A lot of energy has been expended arguing whether an independent Scotland could join the European Union. The European Commission said on Monday it stood by its position that Scotland would have to leave the EU and re-apply for membership.
Even more telling could be Scotland's absence from the debate about whether the rest of the country should remain part of the bloc, on which Prime Minister David Cameron has promised to give voters the final say if he is re-elected next year.
Overall, Scots are far more pro-EU than the English and if they secede in 2016 they would not get a say in the proposed 2017 referendum on Britain's place in Europe.
Without Scotland, the chances of England, Wales and Northern Ireland voting to leave the EU are greater. Scots may only account for around 4 million of the UK's 45 million voters but with opinion finely divided, that could tip the balance.

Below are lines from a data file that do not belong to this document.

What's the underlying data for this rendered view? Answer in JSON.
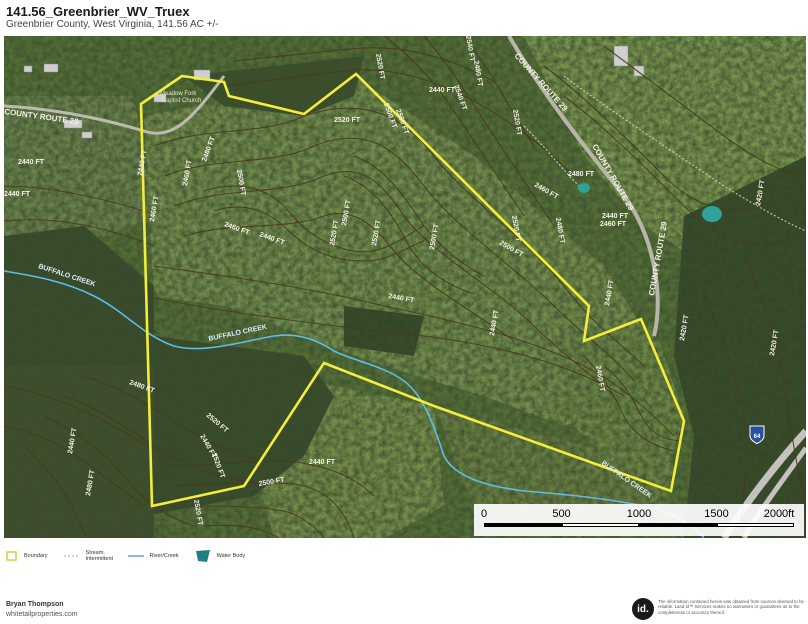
{
  "header": {
    "title": "141.56_Greenbrier_WV_Truex",
    "subtitle": "Greenbrier County, West Virginia, 141.56 AC +/-"
  },
  "map": {
    "road_labels": [
      "COUNTY ROUTE 29",
      "COUNTY ROUTE 29",
      "COUNTY ROUTE 29",
      "COUNTY ROUTE 29"
    ],
    "creek_labels": [
      "BUFFALO CREEK",
      "BUFFALO CREEK",
      "BUFFALO CREEK"
    ],
    "place_labels": [
      "Meadow Fork",
      "Baptist Church"
    ],
    "contour_labels": [
      "2520 FT",
      "2500 FT",
      "2520 FT",
      "2560 FT",
      "2540 FT",
      "2520 FT",
      "2480 FT",
      "2460 FT",
      "2500 FT",
      "2460 FT",
      "2440 FT",
      "2440 FT",
      "2440 FT",
      "2440 FT",
      "2460 FT",
      "2500 FT",
      "2520 FT",
      "2520 FT",
      "2500 FT",
      "2500 FT",
      "2520 FT",
      "2480 FT",
      "2460 FT",
      "2440 FT",
      "2420 FT",
      "2440 FT",
      "2440 FT",
      "2460 FT",
      "2480 FT",
      "2520 FT",
      "2440 FT",
      "2440 FT",
      "2440 FT",
      "2480 FT",
      "2520 FT",
      "2520 FT",
      "2500 FT",
      "2440 FT",
      "2420 FT",
      "2420 FT",
      "2480 FT",
      "2460 FT",
      "2440 FT",
      "2480 FT",
      "2540 FT"
    ],
    "highway_shield": "64",
    "colors": {
      "boundary": "#f2ee3a",
      "contour": "#4a3a1c",
      "contour_label": "#f5f1e6",
      "creek": "#5fbde6",
      "water": "#2ea39a"
    }
  },
  "scalebar": {
    "ticks": [
      "0",
      "500",
      "1000",
      "1500",
      "2000ft"
    ]
  },
  "legend": [
    {
      "icon": "boundary-icon",
      "label": "Boundary"
    },
    {
      "icon": "stream-icon",
      "label": "Stream, Intermittent"
    },
    {
      "icon": "river-icon",
      "label": "River/Creek"
    },
    {
      "icon": "water-body-icon",
      "label": "Water Body"
    }
  ],
  "footer": {
    "agent_name": "Bryan Thompson",
    "website": "whitetailproperties.com",
    "logo_text": "id.",
    "disclaimer": "The information contained herein was obtained from sources deemed to be reliable. Land id™ Services makes no warranties or guarantees as to the completeness or accuracy thereof."
  }
}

US President Barack Obama said in June the UK would be stronger and more robust if it stuck together and Washington has made abundantly clear it wants Britain to stay in the EU.
Scottish nationalist (SNP) leader Alex Salmond says the biggest threat to Scotland staying in the EU is Cameron's pledge to hold an in-out EU referendum.
Scottish independence would also alter the calculus for national politics in the rest of the country.
The opposition centre-left Labour party has 41 members of the Westminster parliament in Scottish seats while the centre-right Conservatives have only one. Take those out of the equation and the path for Labour to win power looks daunting. "In Britain, it will mean the end of any chance of Labour winning power," former Labour Europe minister Denis Macshane wrote on The Globalist website this week.
Whichever way the Sept. 18 referendum goes, Scots will still vote in a British general election next year, raising another uncertainty. If Labour won, its government might lose its parliamentary majority and fall within a year once its Scottish lawmakers go.
That loops back to EU membership since the Conservatives are committed to holding a plebiscite while Labour is not.
The irony is that the Conservatives have traditionally been the strongest defenders of the union and many would be aghast at independence even though it gave their party a permanent electoral advantage in what is left of the United Kingdom.